Arshavir Blackwell, PhD
Let's walk through that Theresa May hallucination case. Suppose a model says, “Theresa May won the French election”—which, you know, is not true. An LLM-ology prompt variation might catch that the model’s confusing the office titles or nationalities. That signals to MI researcher: go hunt down the tangled circuits or neurons blending political geography with names. You take tools like causal scrubbing to verify, is this really where things break? With editing approaches like ROME or MEMIT, you don't have to retrain the model, you can surgically correct just that factual association—say, adjust the link for “Theresa May” and “France”—leaving everything else intact. Suddenly, a hallucination flagged by behavior can be traced, verified, and edited at the root, all with tools from both fields.
Arshavir Blackwell, PhD
That synergy might be the best shot we have at real transparency and control.
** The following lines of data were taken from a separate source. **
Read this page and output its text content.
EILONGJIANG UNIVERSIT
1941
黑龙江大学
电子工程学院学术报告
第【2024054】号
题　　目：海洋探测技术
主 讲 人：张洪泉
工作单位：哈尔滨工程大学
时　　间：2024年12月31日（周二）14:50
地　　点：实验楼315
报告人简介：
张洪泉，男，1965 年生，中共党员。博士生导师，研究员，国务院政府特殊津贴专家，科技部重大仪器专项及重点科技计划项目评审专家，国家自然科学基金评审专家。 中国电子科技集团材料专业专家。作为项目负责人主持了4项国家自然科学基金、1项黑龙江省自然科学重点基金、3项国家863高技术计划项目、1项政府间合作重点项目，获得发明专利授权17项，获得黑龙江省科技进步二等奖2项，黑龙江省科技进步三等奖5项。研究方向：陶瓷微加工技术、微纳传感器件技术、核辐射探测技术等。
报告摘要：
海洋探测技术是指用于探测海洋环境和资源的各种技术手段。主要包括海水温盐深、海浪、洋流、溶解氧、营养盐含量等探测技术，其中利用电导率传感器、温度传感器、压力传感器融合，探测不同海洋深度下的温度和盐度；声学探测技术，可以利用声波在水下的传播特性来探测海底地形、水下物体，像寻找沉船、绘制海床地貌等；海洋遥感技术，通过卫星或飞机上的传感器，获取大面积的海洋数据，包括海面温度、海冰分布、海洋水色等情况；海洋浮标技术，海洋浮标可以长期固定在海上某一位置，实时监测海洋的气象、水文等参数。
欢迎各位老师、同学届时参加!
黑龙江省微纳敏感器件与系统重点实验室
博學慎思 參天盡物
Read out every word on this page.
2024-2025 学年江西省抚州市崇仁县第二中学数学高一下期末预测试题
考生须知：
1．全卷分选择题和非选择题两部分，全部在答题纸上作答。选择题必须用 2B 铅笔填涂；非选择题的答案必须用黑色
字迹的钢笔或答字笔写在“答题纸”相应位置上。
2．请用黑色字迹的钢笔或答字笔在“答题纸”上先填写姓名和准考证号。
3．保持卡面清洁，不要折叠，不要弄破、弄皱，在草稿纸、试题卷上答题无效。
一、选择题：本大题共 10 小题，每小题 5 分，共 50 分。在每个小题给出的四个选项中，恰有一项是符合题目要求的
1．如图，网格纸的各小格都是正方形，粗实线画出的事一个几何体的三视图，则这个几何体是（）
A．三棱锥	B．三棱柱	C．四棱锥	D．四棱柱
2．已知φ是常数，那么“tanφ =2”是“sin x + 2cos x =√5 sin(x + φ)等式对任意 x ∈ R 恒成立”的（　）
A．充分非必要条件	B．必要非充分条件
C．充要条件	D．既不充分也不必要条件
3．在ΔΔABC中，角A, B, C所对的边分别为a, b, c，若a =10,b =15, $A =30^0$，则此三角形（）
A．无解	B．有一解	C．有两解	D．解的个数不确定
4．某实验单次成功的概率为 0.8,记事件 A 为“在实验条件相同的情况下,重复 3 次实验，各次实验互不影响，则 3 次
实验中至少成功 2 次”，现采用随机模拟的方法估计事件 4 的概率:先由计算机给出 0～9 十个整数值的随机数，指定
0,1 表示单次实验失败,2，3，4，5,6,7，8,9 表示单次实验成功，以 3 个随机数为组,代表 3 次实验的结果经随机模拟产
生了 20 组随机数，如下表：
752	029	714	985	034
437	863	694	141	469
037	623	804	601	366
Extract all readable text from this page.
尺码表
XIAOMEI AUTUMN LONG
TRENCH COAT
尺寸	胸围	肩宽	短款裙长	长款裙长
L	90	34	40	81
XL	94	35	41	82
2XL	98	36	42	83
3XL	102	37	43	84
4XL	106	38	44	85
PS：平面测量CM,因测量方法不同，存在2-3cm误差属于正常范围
MI can alert us to hidden biases or risky internal goals before they show up in public, while LLM-ology can spot when a model’s learned misleading patterns or is overly literal, for example. Both are essential for making these models trustworthy.
Arshavir Blackwell, PhD
The black box is still opaque, but these tools are making it less so—turning inscrutable matrices into something we can reason about, something almost familiar. We’re not all the way there, by any means, but every year, these tools get sharper. Because we appear to be heading in the direction of giving these systems more and more control over our lives, in areas such as medical diagnosis, scientific research, and even law and government, we must have a much better understanding of what these models are doing, and how we can fix them when they go astray. ...This has been Inside the Black Box. I'm Arshavir Blackwell.